6. You’ve said: “The research in my art practice has always questioned the marriage practices in our society. The criteria, setting the standards of good and bad!” Would you call your art “feminist”? Is it an activism of sorts?

Yes it is about questioning the norms of the society. May be it’s feminist but it’s not purely feminist. That’s because I sometimes do not agree with pure feminist theories. My ideas are built up on my own experiences.

7. What do you think of the international art scene? Are South Asians able to carve a niche for themselves here in Canada?

Yes there is a great room for that.
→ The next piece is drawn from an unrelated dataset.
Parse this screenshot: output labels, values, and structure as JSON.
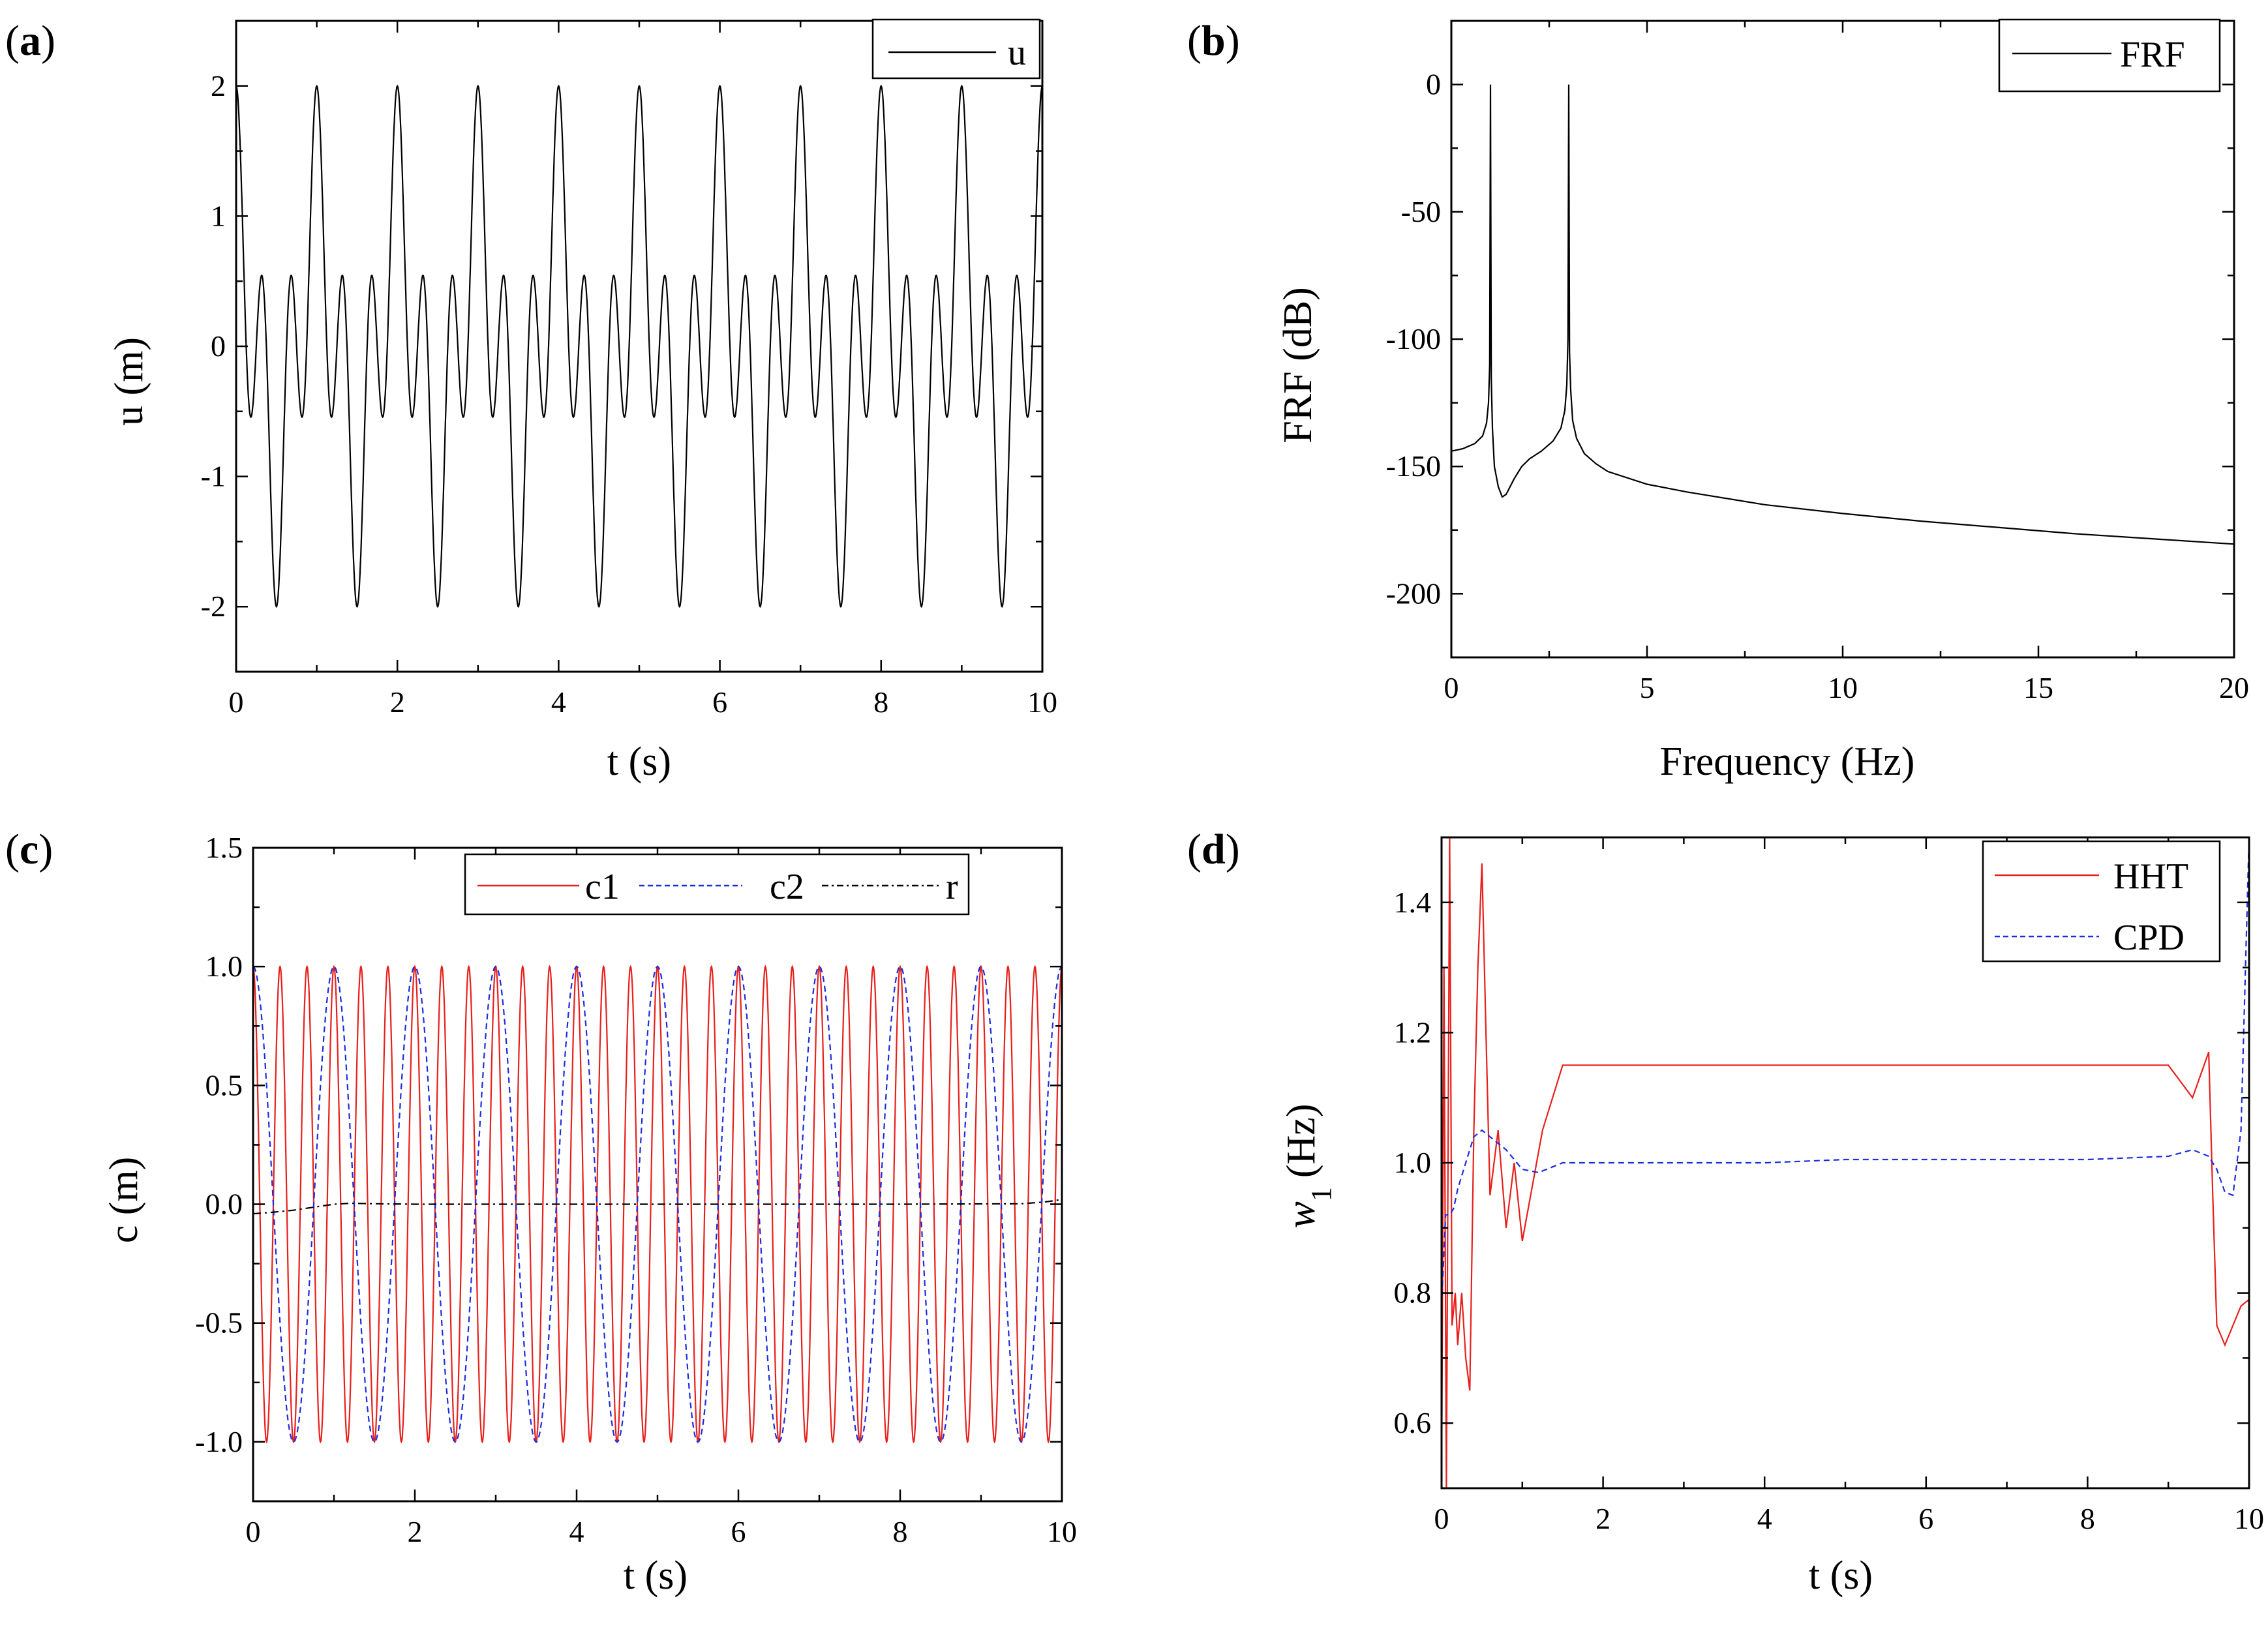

Artists are already merging in the scene but definitely a lot needs to be done, especially introducing miniature painting as Neo Miniature (not traditional craft). This art form has a lot of future and it’s booming internationally. I think an artist should be open to the ideas and mediums of the fast moving world.

8. Art is a major form of investment. Do you think in all this it is being reduced to mere business? Do people really understand ‘art’ in the true sense of the word?

Yes it is investment too and there is a commercial aspect attached to it, which is not bad, but maintaining that balance in every aspect of life is important.

As far as understanding art is concerned, I would say that yes there are people who take art as an art form.

9. South Asians are creating waves at Christie’s – One of them being Tyeb Mehta. What’s your opinion on the art scene in the subcontinent?

I think art scene in South Asia especially Pakistan and India is booming internationally. Apart from the seniors like Sadeqain, Jamil Naqsh Souza, M F Husain and Tyeb Mehta, the young artists have been getting recognition too. May be it’s because of the current political situation in the countries especially Pakistan and the type of work the artists produce is inspired by it. For instance, Imran Qureshi, Rashid Rana, Aisha Khalid, Hamra Abbas, Risham Syed (there is a big list), and from India Subodh Gupta, Riyas Komu and Dibanjan Roy.


10. What feedback have you received from the community so far?

So far it’s encouraging. I’d like to see more South Asian artists doing well in Canada. I want to endorse miniature painting as an art form/medium of expression in art institutions. Also, I want to introduce South Asian art and culture in the youth of today because I feel that art students are only familiar with western art mediums and history.